Other exercises Steve practiced from time to time, while at his best, were the simultaneous dumbbell press, in which he handled a pair of 100’s for 12 to 14 reps, and a pair of 120’s for 8 to 10 reps; the dumbbell swing, in which he used a pair of 100’s for six reps; the squat, with 380-400 for 10 reps; and high pulls to the chest with 350-400 pounds.

He occasionally practiced the rowing exercise with 300 pounds for sets of five reps. Other special exercises were quarter squats with 400 pounds held in the clean position, sets of 10, and he would at times continental 410 or 420 to the chest just to “get the feel of the weight.”

At this time Steve could also work up to 620 in the deadlift and made a perfect curl with 205. Despite his heavy body and legs, he could perform one-arm chins.

Then tragedy struck American weightlifting.
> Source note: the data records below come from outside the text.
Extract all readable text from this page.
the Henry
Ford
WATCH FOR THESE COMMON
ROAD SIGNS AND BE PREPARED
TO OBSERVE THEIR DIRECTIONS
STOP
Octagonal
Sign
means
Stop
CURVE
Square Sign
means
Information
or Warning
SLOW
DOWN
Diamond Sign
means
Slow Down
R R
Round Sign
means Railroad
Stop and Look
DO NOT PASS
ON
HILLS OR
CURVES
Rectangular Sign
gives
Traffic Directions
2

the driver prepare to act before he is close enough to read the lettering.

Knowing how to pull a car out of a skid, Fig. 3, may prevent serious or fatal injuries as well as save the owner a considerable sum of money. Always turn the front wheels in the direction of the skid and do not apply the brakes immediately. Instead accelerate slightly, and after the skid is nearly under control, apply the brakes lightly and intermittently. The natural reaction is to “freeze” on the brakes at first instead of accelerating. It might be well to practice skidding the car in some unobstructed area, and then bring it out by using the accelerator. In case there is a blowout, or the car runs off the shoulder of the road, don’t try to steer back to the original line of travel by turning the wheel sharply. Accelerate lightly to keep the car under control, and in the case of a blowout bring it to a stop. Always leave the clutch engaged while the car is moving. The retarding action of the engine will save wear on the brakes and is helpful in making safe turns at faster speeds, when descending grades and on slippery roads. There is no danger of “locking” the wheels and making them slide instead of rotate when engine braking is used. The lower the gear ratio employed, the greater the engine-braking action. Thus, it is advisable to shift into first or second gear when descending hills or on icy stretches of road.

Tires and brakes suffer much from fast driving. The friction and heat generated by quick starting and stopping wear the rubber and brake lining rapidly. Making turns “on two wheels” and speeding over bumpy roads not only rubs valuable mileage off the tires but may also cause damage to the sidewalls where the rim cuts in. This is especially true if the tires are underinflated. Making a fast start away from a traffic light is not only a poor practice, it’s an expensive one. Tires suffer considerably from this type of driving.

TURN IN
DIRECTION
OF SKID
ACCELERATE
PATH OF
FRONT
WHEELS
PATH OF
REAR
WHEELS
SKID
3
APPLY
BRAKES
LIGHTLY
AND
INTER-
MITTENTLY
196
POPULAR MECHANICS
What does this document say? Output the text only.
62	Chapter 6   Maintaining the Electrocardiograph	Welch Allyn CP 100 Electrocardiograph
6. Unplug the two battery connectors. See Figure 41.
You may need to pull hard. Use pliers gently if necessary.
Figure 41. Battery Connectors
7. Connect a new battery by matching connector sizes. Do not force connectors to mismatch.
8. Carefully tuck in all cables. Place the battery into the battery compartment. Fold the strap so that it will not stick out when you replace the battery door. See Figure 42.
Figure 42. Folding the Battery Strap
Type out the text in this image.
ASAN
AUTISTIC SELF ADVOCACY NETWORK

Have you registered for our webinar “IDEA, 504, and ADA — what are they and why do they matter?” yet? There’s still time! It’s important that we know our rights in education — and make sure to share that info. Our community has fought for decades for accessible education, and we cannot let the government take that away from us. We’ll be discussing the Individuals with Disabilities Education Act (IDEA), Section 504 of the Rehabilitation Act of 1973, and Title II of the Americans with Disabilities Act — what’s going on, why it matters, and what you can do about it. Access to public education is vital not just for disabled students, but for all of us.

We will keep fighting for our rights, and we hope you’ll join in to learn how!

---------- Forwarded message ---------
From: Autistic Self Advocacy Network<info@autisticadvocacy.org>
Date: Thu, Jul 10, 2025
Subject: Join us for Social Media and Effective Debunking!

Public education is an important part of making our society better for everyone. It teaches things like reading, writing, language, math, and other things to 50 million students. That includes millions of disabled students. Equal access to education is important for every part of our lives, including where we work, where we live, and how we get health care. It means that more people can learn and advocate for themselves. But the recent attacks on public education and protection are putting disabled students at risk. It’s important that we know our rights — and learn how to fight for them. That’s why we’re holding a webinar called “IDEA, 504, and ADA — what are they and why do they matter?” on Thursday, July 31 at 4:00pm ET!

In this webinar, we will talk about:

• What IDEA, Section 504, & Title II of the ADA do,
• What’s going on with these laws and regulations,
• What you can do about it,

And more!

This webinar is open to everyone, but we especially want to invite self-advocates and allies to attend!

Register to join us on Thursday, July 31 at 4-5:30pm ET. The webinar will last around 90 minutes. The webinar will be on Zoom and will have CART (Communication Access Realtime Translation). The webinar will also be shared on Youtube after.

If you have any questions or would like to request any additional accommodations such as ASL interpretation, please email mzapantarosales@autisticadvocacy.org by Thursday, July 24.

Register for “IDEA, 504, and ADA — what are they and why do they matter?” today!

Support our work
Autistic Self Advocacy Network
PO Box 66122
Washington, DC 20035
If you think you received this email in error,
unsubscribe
Steve became an invalid and dropped in bodyweight to 178 pounds, unable to perform heavy snatches or cleans ever again.

But you can’t keep a good man down! Two years later, although he still had to walk with the aid of crutches, Steve began practicing light dumbbell exercises lying on a bench. The movements he used at first were lateral raises at different angles, pullovers and dislocates, bringing the weights from the thighs sideward to a position behind his head while lying on the bench.

In five weeks time the powerful muscles developed by lifting the heaviest of weights rebounded to near their former size and Steve gained in weight from 178 to 203. As his strength increased, he began practicing heavier exercises seated or lying down. Heavier exercises included the pullover and press on bench (16 inches high) in which he worked up to 322 pounds – never attempting to press more than he could pull over with bent arms. His bodybuilding routine often included 4 sets of 20 bench presses with 205.

Steve also did a lot of dumbbell curling and pressing while seated. He curled sets of 20 (that’s right – 20!) with 50-60 pound weights in each hand and used the same weights and reps while pressing. He also continued the straight-arm movements. At that time Steve never did standing exercises, but once – at the request of a training partner – tried a standing curl. He made 190 in perfect style.

Steve’s titles as a physique contestant bear witness to the success of his comeback. he won the titles of Mr. America 1944, Jr. Mr. America the same year and Mr. Universe 1947, to name the most important. Never a “mirror athlete,” Steve still wishes he could get back into lifting form. If only his legs would let him! “If I could lift,” he says, “I’d practice lots of snatches. Man! There’s an exercise!”

Before trying to adapt Steve’s program to his own poundages, the reader should be warned that few people could follow it. In training, an individual must be guided by his own strength and recuperative power.

After winning the New Jersey state championships in 1938, Steve progressed to total 850 in the nationals the same year; totaled 895 to win in 1939, 950 in 1940, and became the first man to total 1,000 with lifts of 310 ½, 310 ½, 3981 – total 1,002 – at the Middle Atlantic championships of 1941. He had lifted 180, 180, 250 – 610 in 1937. His meteoric rise to fame was made possible because Steve Stanko was a natural athlete.

“Plenty of reps, with heavy weights – that’s my system,” says Steve, “and I recommend a mixture of bodybuilding exercises with lifting. The bodybuilder who practices the lifts will never have difficulty showing that his muscles are strong as well as strong-looking.”